Los seguros embebidos representan un cambio de paradigma. En este modelo, la protección se ofrece junto con la compra o el uso de un producto o servicio, en el mismo momento en que la persona lo necesita. Un ejemplo cotidiano es la cobertura contra robo o daño al adquirir un bien de consumo. También puede aplicarse en movilidad, viajes, pagos digitales o servicios empresariales. Este enfoque abre segmentos que históricamente no han sido atendidos por canales tradicionales, ya que el seguro aparece como una opción natural dentro de una experiencia de compra existente.
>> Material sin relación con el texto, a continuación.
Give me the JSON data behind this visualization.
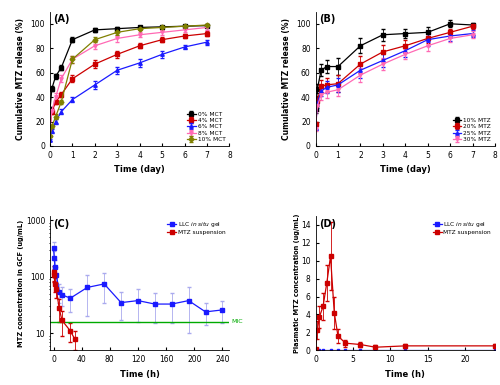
{
  "A": {
    "time": [
      0,
      0.083,
      0.25,
      0.5,
      1,
      2,
      3,
      4,
      5,
      6,
      7
    ],
    "series": {
      "0% MCT": [
        30,
        47,
        57,
        64,
        87,
        95,
        96,
        97,
        97.5,
        98,
        98.5
      ],
      "4% MCT": [
        15,
        28,
        36,
        42,
        55,
        67,
        75,
        82,
        87,
        90,
        92
      ],
      "6% MCT": [
        5,
        12,
        20,
        28,
        38,
        50,
        62,
        68,
        75,
        81,
        85
      ],
      "8% MCT": [
        14,
        29,
        40,
        55,
        71,
        82,
        88,
        91,
        93,
        95,
        97
      ],
      "10% MCT": [
        8,
        16,
        24,
        36,
        71,
        87,
        93,
        96,
        97,
        98,
        99
      ]
    },
    "errors": {
      "0% MCT": [
        2,
        2,
        2,
        2,
        2,
        1.5,
        1.5,
        1,
        1,
        1,
        1
      ],
      "4% MCT": [
        2,
        2,
        2,
        2,
        3,
        3,
        3,
        2,
        2,
        2,
        2
      ],
      "6% MCT": [
        1,
        1.5,
        2,
        2,
        2,
        3,
        3,
        3,
        3,
        2,
        2
      ],
      "8% MCT": [
        2,
        2,
        3,
        3,
        3,
        3,
        3,
        2,
        2,
        2,
        2
      ],
      "10% MCT": [
        1,
        1.5,
        2,
        2,
        3,
        2,
        2,
        1.5,
        1.5,
        1,
        1
      ]
    },
    "colors": [
      "#000000",
      "#cc0000",
      "#1a1aff",
      "#ff69b4",
      "#808000"
    ],
    "markers": [
      "s",
      "s",
      "^",
      "v",
      "D"
    ],
    "ylabel": "Cumulative MTZ release (%)",
    "xlabel": "Time (day)",
    "xlim": [
      0,
      8
    ],
    "ylim": [
      0,
      110
    ],
    "yticks": [
      0,
      20,
      40,
      60,
      80,
      100
    ],
    "label": "(A)"
  },
  "B": {
    "time": [
      0,
      0.083,
      0.25,
      0.5,
      1,
      2,
      3,
      4,
      5,
      6,
      7
    ],
    "series": {
      "10% MTZ": [
        30,
        47,
        62,
        65,
        65,
        82,
        91,
        92,
        93,
        100,
        99
      ],
      "20% MTZ": [
        18,
        37,
        49,
        50,
        51,
        67,
        77,
        82,
        88,
        93,
        98
      ],
      "25% MTZ": [
        15,
        35,
        45,
        48,
        50,
        62,
        70,
        78,
        87,
        90,
        92
      ],
      "30% MTZ": [
        14,
        33,
        42,
        44,
        46,
        58,
        67,
        75,
        82,
        88,
        91
      ]
    },
    "errors": {
      "10% MTZ": [
        3,
        4,
        5,
        5,
        7,
        6,
        5,
        4,
        4,
        3,
        2
      ],
      "20% MTZ": [
        2,
        4,
        5,
        6,
        7,
        7,
        6,
        5,
        4,
        3,
        2
      ],
      "25% MTZ": [
        2,
        4,
        4,
        5,
        6,
        6,
        5,
        5,
        5,
        4,
        3
      ],
      "30% MTZ": [
        2,
        4,
        4,
        5,
        5,
        6,
        5,
        4,
        4,
        3,
        3
      ]
    },
    "colors": [
      "#000000",
      "#cc0000",
      "#1a1aff",
      "#ff69b4"
    ],
    "markers": [
      "s",
      "s",
      "^",
      "v"
    ],
    "ylabel": "Cumulative MTZ release (%)",
    "xlabel": "Time (day)",
    "xlim": [
      0,
      8
    ],
    "ylim": [
      0,
      110
    ],
    "yticks": [
      0,
      20,
      40,
      60,
      80,
      100
    ],
    "label": "(B)"
  },
  "C": {
    "time_llc": [
      0,
      1,
      2,
      4,
      8,
      12,
      24,
      48,
      72,
      96,
      120,
      144,
      168,
      192,
      216,
      240
    ],
    "llc_mean": [
      320,
      220,
      150,
      110,
      55,
      48,
      42,
      65,
      75,
      35,
      38,
      33,
      33,
      38,
      24,
      26
    ],
    "llc_err": [
      100,
      70,
      50,
      40,
      20,
      18,
      18,
      45,
      40,
      18,
      22,
      18,
      18,
      28,
      10,
      11
    ],
    "time_mtz": [
      0,
      1,
      2,
      4,
      8,
      12,
      24,
      30
    ],
    "mtz_mean": [
      120,
      110,
      75,
      60,
      28,
      17,
      11,
      8
    ],
    "mtz_err": [
      35,
      30,
      20,
      18,
      12,
      8,
      4,
      3
    ],
    "mic_value": 16,
    "color_llc": "#1a1aff",
    "color_mtz": "#cc0000",
    "color_mic": "#00aa00",
    "color_llc_err": "#aaaaff",
    "ylabel": "MTZ concentration in GCF (ug/mL)",
    "xlabel": "Time (h)",
    "xlim": [
      -5,
      250
    ],
    "ylim_log": [
      5,
      1200
    ],
    "xticks": [
      0,
      40,
      80,
      120,
      160,
      200,
      240
    ],
    "yticks_log": [
      10,
      100,
      1000
    ],
    "label": "(C)"
  },
  "D": {
    "time_llc": [
      0,
      0.25,
      0.5,
      1,
      2,
      3,
      4,
      6,
      8,
      12,
      24
    ],
    "llc_mean": [
      0.05,
      0.05,
      0.05,
      0.05,
      0.05,
      0.05,
      0.05,
      0.05,
      0.05,
      0.05,
      0.05
    ],
    "time_mtz": [
      0,
      0.25,
      0.5,
      1,
      1.5,
      2,
      2.5,
      3,
      4,
      6,
      8,
      12,
      24
    ],
    "mtz_mean": [
      0.1,
      2.3,
      3.7,
      4.9,
      7.5,
      10.5,
      4.2,
      1.6,
      0.8,
      0.65,
      0.35,
      0.5,
      0.5
    ],
    "mtz_err": [
      0.05,
      1.0,
      1.2,
      1.5,
      2.0,
      3.8,
      1.8,
      0.8,
      0.4,
      0.3,
      0.2,
      0.25,
      0.25
    ],
    "color_llc": "#1a1aff",
    "color_mtz": "#cc0000",
    "ylabel": "Plasmatic MTZ concentration (ug/mL)",
    "xlabel": "Time (h)",
    "xlim": [
      0,
      24
    ],
    "ylim": [
      0,
      15
    ],
    "xticks": [
      0,
      5,
      10,
      15,
      20
    ],
    "yticks": [
      0,
      2,
      4,
      6,
      8,
      10,
      12,
      14
    ],
    "label": "(D)"
  },
  "fig_bg": "#ffffff"
}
Para que el seguro embebido funcione de manera efectiva, debe cumplir una regla fundamental: claridad. El usuario tiene que entender qué cubre, qué no cubre, cuál es el costo, cómo reclamar y en cuánto tiempo recibirá respuesta. Si esto no está bien explicado, el modelo puede generar reclamos y frustración. Por ello, el seguro embebido debe acompañarse de contratos simples, resúmenes claros y procesos de atención bien diseñados. La facilidad para contratar no puede convertirse en dificultad para reclamar.
En paralelo, la inteligencia artificial aplicada a los negocios ya permite optimizar procesos comerciales, atención al cliente y eficiencia operativa. En la práctica, la IA puede ayudar a responder preguntas en tiempo real, orientar al usuario hacia la cobertura adecuada, agilizar validaciones, detectar fraude y mejorar la segmentación. También puede apoyar al personal interno para tomar decisiones con mayor información, reducir tiempos operativos y mantener consistencia en el servicio. Bien implementada, eleva la capacidad de respuesta, reduce costos y mejora la experiencia del cliente.
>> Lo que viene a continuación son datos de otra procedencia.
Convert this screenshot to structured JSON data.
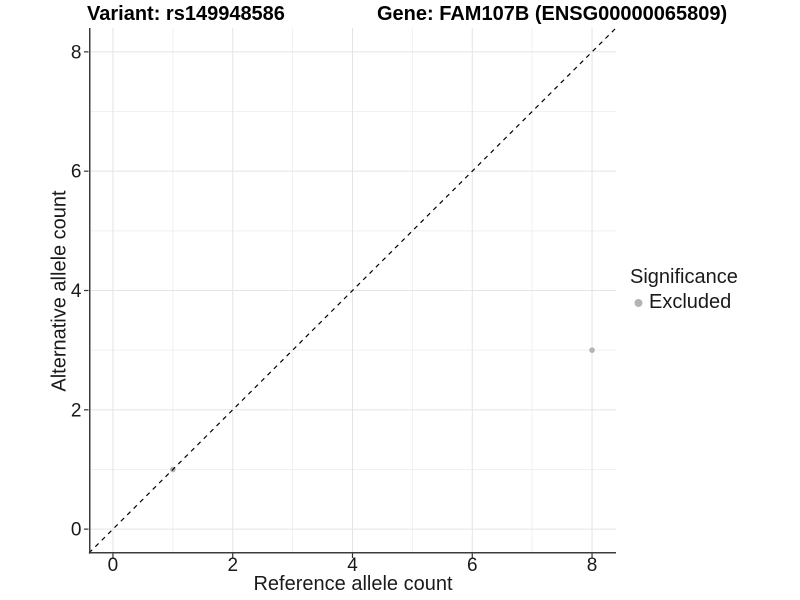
{
  "chart_data": {
    "type": "scatter",
    "title_left": "Variant: rs149948586",
    "title_right": "Gene: FAM107B (ENSG00000065809)",
    "xlabel": "Reference allele count",
    "ylabel": "Alternative allele count",
    "xlim": [
      -0.4,
      8.4
    ],
    "ylim": [
      -0.4,
      8.4
    ],
    "xticks": [
      0,
      2,
      4,
      6,
      8
    ],
    "yticks": [
      0,
      2,
      4,
      6,
      8
    ],
    "xticks_minor": [
      1,
      3,
      5,
      7
    ],
    "yticks_minor": [
      1,
      3,
      5,
      7
    ],
    "grid": true,
    "points": [
      {
        "x": 1,
        "y": 1,
        "series": "Excluded"
      },
      {
        "x": 8,
        "y": 3,
        "series": "Excluded"
      }
    ],
    "reference_line": {
      "type": "identity",
      "equation": "y = x",
      "style": "dashed",
      "color": "#000000"
    },
    "legend": {
      "title": "Significance",
      "position": "right",
      "items": [
        {
          "label": "Excluded",
          "color": "#b4b4b4"
        }
      ]
    },
    "colors": {
      "point_excluded": "#b4b4b4",
      "axis_line": "#3c3c3c",
      "tick_mark": "#333333",
      "tick_text": "#1a1a1a",
      "grid_major": "#e4e4e4",
      "grid_minor": "#f1f1f1",
      "background": "#ffffff"
    }
  }
}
No obstante, la inteligencia artificial también conlleva riesgos si no se maneja adecuadamente. Si una herramienta toma decisiones sin transparencia, utiliza datos sin protección o genera sesgos no intencionales, puede afectar la privacidad, la reputación y, sobre todo, la confianza. Por ello, su escalamiento debe acompañarse de ciberseguridad, políticas claras de protección de datos y criterios de uso ético. En términos sencillos, la tecnología debe cuidar al usuario, no solo optimizar el negocio.
La adopción sostenible de estos modelos implica rediseñar el esquema operativo: integración tecnológica con terceros —como comercios, plataformas o fintechs—, medición constante del desempeño y controles para mantener integridad comercial. Esto incluye desde la forma en que se informa al cliente hasta la gestión de un siniestro cuando el seguro se contrata en un canal externo. La operación debe estar preparada para escalar: cuando el acceso se vuelve masivo, el servicio también debe estar listo para responder.
La digitalización, los seguros embebidos y la inteligencia artificial no son solo tendencias; son herramientas concretas para ampliar la protección en el país, siempre que se implementen con orden. La tecnología es el habilitador, pero la confianza sigue siendo el activo crítico. Cuando el usuario entiende lo que compra y recibe respuesta cuando lo necesita, la innovación no solo moderniza el sector, sino que también ayuda a cerrar la brecha de protección.